With Jon Stewart retired and Stephen Colbert off the air for the summer, the Democrat establishment has picked up the slack in their tried-and-true technique of victory through mockery. Democratic polling firm Public Policy Polling (PPP) included a teenager using the name “Deez Nuts” in a recent presidental poll and showed him polling at 9 percent.
Here’s how The Hill reports it:
The candidate called Deez Nuts — who has filed with the Federal Election Commission (FEC) to run for president — is actually a 15-year-old from Iowa named Brady Olson, according to the Daily Beast.
The high school sophomore said he was inspired by news that Limberbutt McCubbins, a Kentucky cat, had filed paperwork for run for president.
Deez Nuts became a social media phenomenon after a Public Policy Polling survey of North Carolina released Wednesday showed that in a race with Democratic presidential front-runner Hillary Clinton and Republican leader Donald Trump, Deez Nuts would garner 9 percent support.

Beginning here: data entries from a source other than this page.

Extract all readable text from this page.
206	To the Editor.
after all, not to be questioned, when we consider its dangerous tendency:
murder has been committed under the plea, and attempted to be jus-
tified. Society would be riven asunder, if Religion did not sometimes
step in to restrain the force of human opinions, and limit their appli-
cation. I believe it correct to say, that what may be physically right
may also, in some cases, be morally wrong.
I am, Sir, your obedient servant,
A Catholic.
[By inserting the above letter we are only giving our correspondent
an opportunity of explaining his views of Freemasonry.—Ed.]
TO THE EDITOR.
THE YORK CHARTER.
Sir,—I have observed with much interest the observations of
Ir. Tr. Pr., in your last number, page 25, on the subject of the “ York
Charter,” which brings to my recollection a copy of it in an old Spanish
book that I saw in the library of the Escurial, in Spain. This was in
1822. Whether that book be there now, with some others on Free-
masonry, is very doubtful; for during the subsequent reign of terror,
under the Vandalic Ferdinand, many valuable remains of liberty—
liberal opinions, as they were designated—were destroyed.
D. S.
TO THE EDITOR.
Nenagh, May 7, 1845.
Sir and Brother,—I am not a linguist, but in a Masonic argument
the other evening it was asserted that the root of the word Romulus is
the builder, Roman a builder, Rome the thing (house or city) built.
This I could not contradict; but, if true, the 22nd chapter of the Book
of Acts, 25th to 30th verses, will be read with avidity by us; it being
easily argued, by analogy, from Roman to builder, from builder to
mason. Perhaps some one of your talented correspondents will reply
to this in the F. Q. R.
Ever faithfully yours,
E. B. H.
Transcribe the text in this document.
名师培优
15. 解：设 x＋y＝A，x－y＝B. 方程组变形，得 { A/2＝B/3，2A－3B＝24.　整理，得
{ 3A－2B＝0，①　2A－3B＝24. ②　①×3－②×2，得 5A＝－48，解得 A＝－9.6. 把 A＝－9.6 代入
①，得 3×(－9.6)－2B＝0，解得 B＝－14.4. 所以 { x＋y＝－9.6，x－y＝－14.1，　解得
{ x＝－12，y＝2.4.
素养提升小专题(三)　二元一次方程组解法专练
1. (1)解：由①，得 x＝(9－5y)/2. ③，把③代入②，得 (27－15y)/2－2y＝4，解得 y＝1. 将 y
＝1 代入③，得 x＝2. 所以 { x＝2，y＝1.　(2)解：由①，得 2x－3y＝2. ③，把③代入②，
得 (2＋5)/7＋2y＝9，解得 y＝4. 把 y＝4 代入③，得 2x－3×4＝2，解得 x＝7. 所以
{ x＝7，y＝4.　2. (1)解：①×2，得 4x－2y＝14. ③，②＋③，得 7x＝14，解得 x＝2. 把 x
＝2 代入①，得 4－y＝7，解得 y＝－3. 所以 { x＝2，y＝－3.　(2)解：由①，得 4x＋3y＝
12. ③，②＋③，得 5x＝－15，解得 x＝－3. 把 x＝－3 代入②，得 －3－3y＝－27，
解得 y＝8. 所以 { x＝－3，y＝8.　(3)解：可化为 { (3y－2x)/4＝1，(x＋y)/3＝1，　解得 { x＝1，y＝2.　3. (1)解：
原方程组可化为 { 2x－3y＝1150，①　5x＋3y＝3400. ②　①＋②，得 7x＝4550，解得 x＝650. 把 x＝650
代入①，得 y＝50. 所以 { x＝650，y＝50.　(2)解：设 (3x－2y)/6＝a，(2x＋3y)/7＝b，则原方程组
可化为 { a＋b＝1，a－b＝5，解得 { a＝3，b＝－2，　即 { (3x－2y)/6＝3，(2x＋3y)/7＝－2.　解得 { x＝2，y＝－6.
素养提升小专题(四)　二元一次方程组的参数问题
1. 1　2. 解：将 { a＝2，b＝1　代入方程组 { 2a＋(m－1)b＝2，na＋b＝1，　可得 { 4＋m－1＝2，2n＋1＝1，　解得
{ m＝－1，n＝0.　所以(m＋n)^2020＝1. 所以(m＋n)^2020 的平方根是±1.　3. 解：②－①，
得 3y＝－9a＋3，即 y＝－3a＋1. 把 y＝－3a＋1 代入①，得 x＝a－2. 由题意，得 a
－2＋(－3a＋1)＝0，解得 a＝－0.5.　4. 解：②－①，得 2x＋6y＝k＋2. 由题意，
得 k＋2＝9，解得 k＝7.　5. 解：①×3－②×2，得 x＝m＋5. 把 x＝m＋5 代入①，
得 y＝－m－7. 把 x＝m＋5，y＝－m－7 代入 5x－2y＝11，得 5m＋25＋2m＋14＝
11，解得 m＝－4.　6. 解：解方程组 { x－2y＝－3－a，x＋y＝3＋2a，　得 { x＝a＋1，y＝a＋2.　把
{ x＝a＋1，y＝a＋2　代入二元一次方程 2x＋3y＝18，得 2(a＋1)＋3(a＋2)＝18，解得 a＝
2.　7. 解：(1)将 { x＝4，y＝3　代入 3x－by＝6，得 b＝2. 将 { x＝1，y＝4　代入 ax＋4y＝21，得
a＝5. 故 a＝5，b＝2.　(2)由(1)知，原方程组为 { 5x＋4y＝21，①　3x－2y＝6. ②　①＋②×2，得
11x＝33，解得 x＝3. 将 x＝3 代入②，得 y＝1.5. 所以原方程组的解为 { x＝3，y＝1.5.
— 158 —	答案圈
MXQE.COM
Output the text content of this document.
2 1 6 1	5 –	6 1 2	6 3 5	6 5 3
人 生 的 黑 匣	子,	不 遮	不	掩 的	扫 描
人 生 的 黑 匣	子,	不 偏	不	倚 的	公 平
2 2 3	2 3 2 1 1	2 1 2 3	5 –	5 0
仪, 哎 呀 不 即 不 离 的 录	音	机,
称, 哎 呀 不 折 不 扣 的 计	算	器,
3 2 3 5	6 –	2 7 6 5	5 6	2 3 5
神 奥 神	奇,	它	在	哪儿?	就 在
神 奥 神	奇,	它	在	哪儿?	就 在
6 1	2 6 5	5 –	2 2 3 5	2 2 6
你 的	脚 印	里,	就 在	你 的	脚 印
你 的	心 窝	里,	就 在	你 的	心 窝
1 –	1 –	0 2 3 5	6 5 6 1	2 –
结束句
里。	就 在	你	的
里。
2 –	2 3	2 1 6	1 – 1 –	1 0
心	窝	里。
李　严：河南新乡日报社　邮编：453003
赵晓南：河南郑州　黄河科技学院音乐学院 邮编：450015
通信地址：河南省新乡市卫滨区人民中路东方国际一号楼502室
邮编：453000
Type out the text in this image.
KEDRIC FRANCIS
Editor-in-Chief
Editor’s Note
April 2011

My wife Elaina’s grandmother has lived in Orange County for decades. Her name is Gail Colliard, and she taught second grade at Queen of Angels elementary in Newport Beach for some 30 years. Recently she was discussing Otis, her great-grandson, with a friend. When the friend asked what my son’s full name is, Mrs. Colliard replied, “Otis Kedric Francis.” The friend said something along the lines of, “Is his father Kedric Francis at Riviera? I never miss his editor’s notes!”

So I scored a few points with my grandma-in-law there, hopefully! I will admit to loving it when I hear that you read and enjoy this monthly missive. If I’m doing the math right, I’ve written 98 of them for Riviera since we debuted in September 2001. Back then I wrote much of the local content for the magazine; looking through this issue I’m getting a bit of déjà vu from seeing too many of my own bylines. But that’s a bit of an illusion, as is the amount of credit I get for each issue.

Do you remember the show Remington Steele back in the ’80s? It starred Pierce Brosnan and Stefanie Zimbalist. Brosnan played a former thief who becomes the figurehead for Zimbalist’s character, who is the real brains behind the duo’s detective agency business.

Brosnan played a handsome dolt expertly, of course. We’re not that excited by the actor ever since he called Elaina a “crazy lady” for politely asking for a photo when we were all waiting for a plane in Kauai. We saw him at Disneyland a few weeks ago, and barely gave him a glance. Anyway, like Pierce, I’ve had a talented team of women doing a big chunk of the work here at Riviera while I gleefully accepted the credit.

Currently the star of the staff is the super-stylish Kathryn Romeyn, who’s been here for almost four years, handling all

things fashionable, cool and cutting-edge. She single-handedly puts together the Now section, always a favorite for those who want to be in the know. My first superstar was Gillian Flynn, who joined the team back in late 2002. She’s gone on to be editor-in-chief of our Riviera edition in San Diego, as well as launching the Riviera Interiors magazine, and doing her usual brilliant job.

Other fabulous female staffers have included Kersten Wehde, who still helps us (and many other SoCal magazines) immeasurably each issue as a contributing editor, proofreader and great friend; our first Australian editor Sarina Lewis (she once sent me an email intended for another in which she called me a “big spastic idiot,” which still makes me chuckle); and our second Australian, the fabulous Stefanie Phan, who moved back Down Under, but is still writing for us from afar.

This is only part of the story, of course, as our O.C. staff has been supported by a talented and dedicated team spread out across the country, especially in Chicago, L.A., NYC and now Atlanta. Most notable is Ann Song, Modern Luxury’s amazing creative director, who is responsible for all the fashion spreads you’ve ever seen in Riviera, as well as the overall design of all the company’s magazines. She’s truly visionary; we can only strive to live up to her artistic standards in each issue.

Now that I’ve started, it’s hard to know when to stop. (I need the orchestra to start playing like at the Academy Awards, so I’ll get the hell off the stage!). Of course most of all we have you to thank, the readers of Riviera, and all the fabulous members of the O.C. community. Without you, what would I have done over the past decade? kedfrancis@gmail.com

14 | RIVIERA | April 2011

The polling by Public Policy Polling is what gave inside-the-beltway publication The Hill and other media the excuse to talk about a cat named Limberbutt McCubbins and a teenager named Deez Nuts.
The purpose is obvious: to ridicule the GOP presidential field.
Putting a non-qualified joke candidate on a poll is such a clear violation of professional responsibility by PPP, that it should be a career-ending move for the Democrat-aligned firm. A quick survey of headlines, however, shows that the mockery has found a ready audience in the press.
The CBC trumpeted “Deez Nuts could give Donald Trump a run for his money in U.S. presidential race.” A headline on the Huffington Post’s Politics section blares “‘Deez Nuts’ Is/Are More Popular Than Most Republican Candidates: Poll.”
That HuffPo headline buries the fact that Deez Nuts is also outpolling most Democrat candidates, including Martin O’Malley. HuffPo reports it at the very bottom of the story. That would ruin the joke.
However, Public Policy Polling is no The Onion or “The Daily Show.” They tout themselves as a legitimate polling organization. Before they were talking about cats and teenagers, The Hill called PP “the most accurate pollster in 2012,” and that’s something they pride themselves on. As Breitbart News reported:
PPP had its employees call 957 respondents to ask their view of “Deez Nuts.” PPP touts its reputation as the most accurate polling firm in the 2012 election, though it performed rather poorly in 2014, when Democrats were surprised by Republicans’ strong showing in Senate races.
As a proud progressive organization, PPP is smug about being scientific. A look at PPP’s website shows that they look down their noses at other polling companies and portray themselves as more accurate.
Accurate polling requires the demographic breakdown of a survey to closely resemble the same breakdown for the population you are trying to measure. By beginning their surveys by asking for the “second oldest woman in the household” or some other criteria, traditional pollsters can manipulate their respondents during a poll in order to reach quotas for demographic groups like gender, race, age, etc. IVR polling does not allow PPP to set quotas beforehand, instead we have to work with the data after our survey. To achieve relatively accurate demographic breakdowns we employ weighting schemes.
There is no possible weighting scheme in political polling where including a joke candidate makes any sense, unless the goal is purely unprofessional ridicule.
The attempt to kickstart a meme is more proof of the desperate lengths establishment Democrat groups and their media friends will go to in order to derail serious discussion on issues.
At the end of the day, the joke is on them.